Eat Your Own Dogfood
When building or maintaining a system, you need to spend some effort to make sure that the pain points of that system are felt by the development team. I thought that this was obvious, but I have spoken to enough developers to know that it just isn't so. I would like to say that this is an original thought, but my foundation is a paper I read while working for Wachovia Bank in the mid 1990's. I was browsing the intranet one day at work and ran across a paper written by one of the IT team. (At the time, I though those guys were mysterious wizards in a far off building doing arcane and magical things. I still think this.)
When developing or maintaining a complex system, it is human nature for those who are doing the developing and maintaining to focus on the system itself. To work toward optimizing the system, making sure that the parts of the system are harmonious. This goes so far that the users of the system are seen as distractions, at best, or malignant actors, at worst. You might be too young to know about the adventures of the BOFH (Bastard Operator From Hell), but it was very entertaining for system administrators to read back in the day.
But the WHOLE POINT of the SYSTEM is to SUPPORT USERS, and if the system is not accomplishing this goal, it is a useless system. Let me be clear, a 'user' and a 'customer' are interchangeable here and anyone who uses your system is a customer. Customers can be external users in a B2C context, B2B context, or users within your own organization. As a developer, you are always writing software for a customer.
So, to pivot your system to helping users, you have to know what problems and difficulties they are experiencing when using your software. And only a small percentage of users will tell you what they do not like or offer suggestions for improvements. To understand what works and does not work in your system, you need to be a user of your system. You make it, you need to use it. If you cannot do that, you need to have your developers close to your users. That could be a physical 'close' or it could be a direct way for users to easily communicate with your developers. Developers need to feel the pain, they need to eat the dog food they are making so that they can more clearly understand where the pain points are and how their work affects the lives of users. This helps in the following ways:
- Shortens the feedback loop to keep development goals aligned with user goals.
- Keeps changes relevant to users and grounded in practicality.
- Improves customer engagement and, if handled correctly, increases customer loyalty.
- Makes development team more cautious about making big changes that might 'break' user expectations or experience.
- Makes the development team aware of the side effects of changes.
Well, Richard, if this is so all-fired fantastic, why don't more development teams practice this?
- "Constant interruptions will slow down development!" Which is true, but if the last thing you built is breaking to the point where users are complaining, you need to fix it before moving on to the Next Big Thing.
- "Users don't know what they want or want crazy things that won't be an improvement!" Which you could effectively discuss if you knew what they were doing with the software and could say that you were working to address their pain points effectively (because you feel them, too).

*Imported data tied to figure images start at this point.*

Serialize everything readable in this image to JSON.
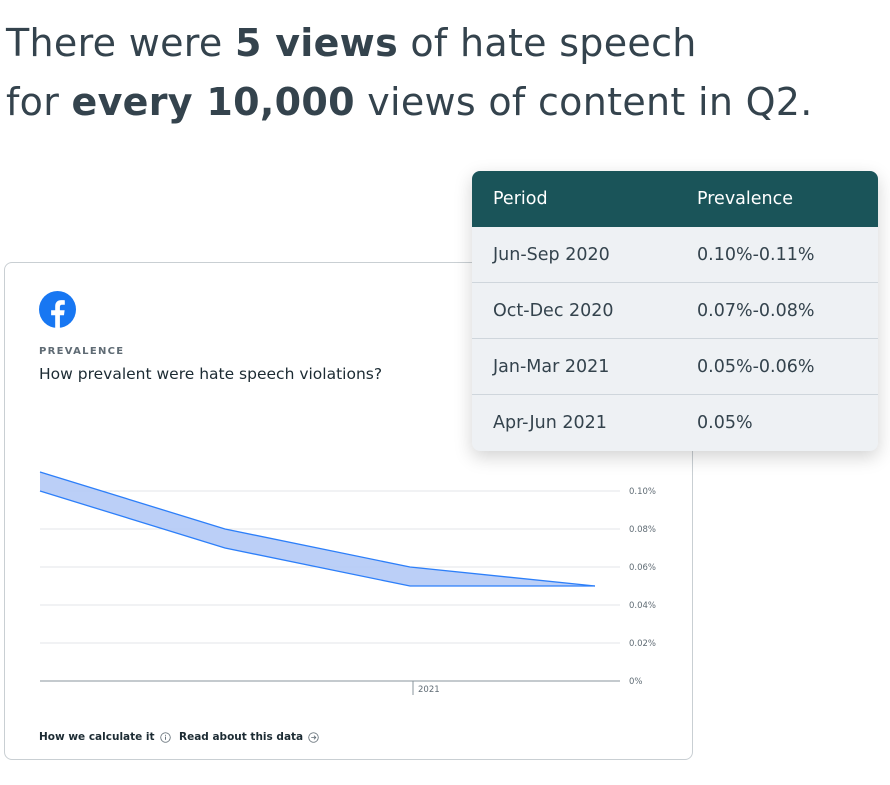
{
  "headline": {
    "line1_pre": "There were ",
    "line1_bold": "5 views",
    "line1_post": " of hate speech",
    "line2_pre": "for ",
    "line2_bold": "every 10,000",
    "line2_post": " views of content in Q2."
  },
  "card": {
    "icon": "facebook-icon",
    "eyebrow": "PREVALENCE",
    "question": "How prevalent were hate speech violations?",
    "links": [
      {
        "label": "How we calculate it",
        "icon": "info-icon"
      },
      {
        "label": "Read about this data",
        "icon": "arrow-right-circle-icon"
      }
    ]
  },
  "chart_data": {
    "type": "area",
    "x": [
      "Jun-Sep 2020",
      "Oct-Dec 2020",
      "Jan-Mar 2021",
      "Apr-Jun 2021"
    ],
    "series": [
      {
        "values_low": [
          0.1,
          0.07,
          0.05,
          0.05
        ],
        "values_high": [
          0.11,
          0.08,
          0.06,
          0.05
        ]
      }
    ],
    "y_ticks": [
      "0.10%",
      "0.08%",
      "0.06%",
      "0.04%",
      "0.02%",
      "0%"
    ],
    "ylim": [
      0,
      0.1
    ],
    "x_tick_labels": [
      "2021"
    ],
    "grid": true,
    "colors": {
      "fill": "#b7ccf7",
      "line": "#2d7ff9",
      "grid": "#e3e6e9",
      "axis": "#8a959c"
    }
  },
  "table": {
    "headers": [
      "Period",
      "Prevalence"
    ],
    "rows": [
      [
        "Jun-Sep 2020",
        "0.10%-0.11%"
      ],
      [
        "Oct-Dec 2020",
        "0.07%-0.08%"
      ],
      [
        "Jan-Mar 2021",
        "0.05%-0.06%"
      ],
      [
        "Apr-Jun 2021",
        "0.05%"
      ]
    ],
    "header_color": "#1a5459"
  },
  "colors": {
    "brand": "#1877f2",
    "text": "#34434d"
  }
}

- "This will blow up my scheduling!" Which means that your scheduling is too ambitious or rooted in a "systems" frame of mind instead of dealing with practical problems. If the schedule is important, you know what problems the schedule is addressing and can effectively set user expectations. "The change we are working on will do X, Y, Z and that means we won't get to your thing until next week." Has a hell of a lot more weight if you can honestly say your understand the problems they are experiencing first-hand.
I feel like I could go on there, but those are the biggies. Software development, especially in an organizational context, requires that the distance between the developer and the user be as short as possible. If you can engineer that distance to be zero, you are going to achieve better outcomes and higher customer satisfaction more quickly than any other 'fix' will be able to provide.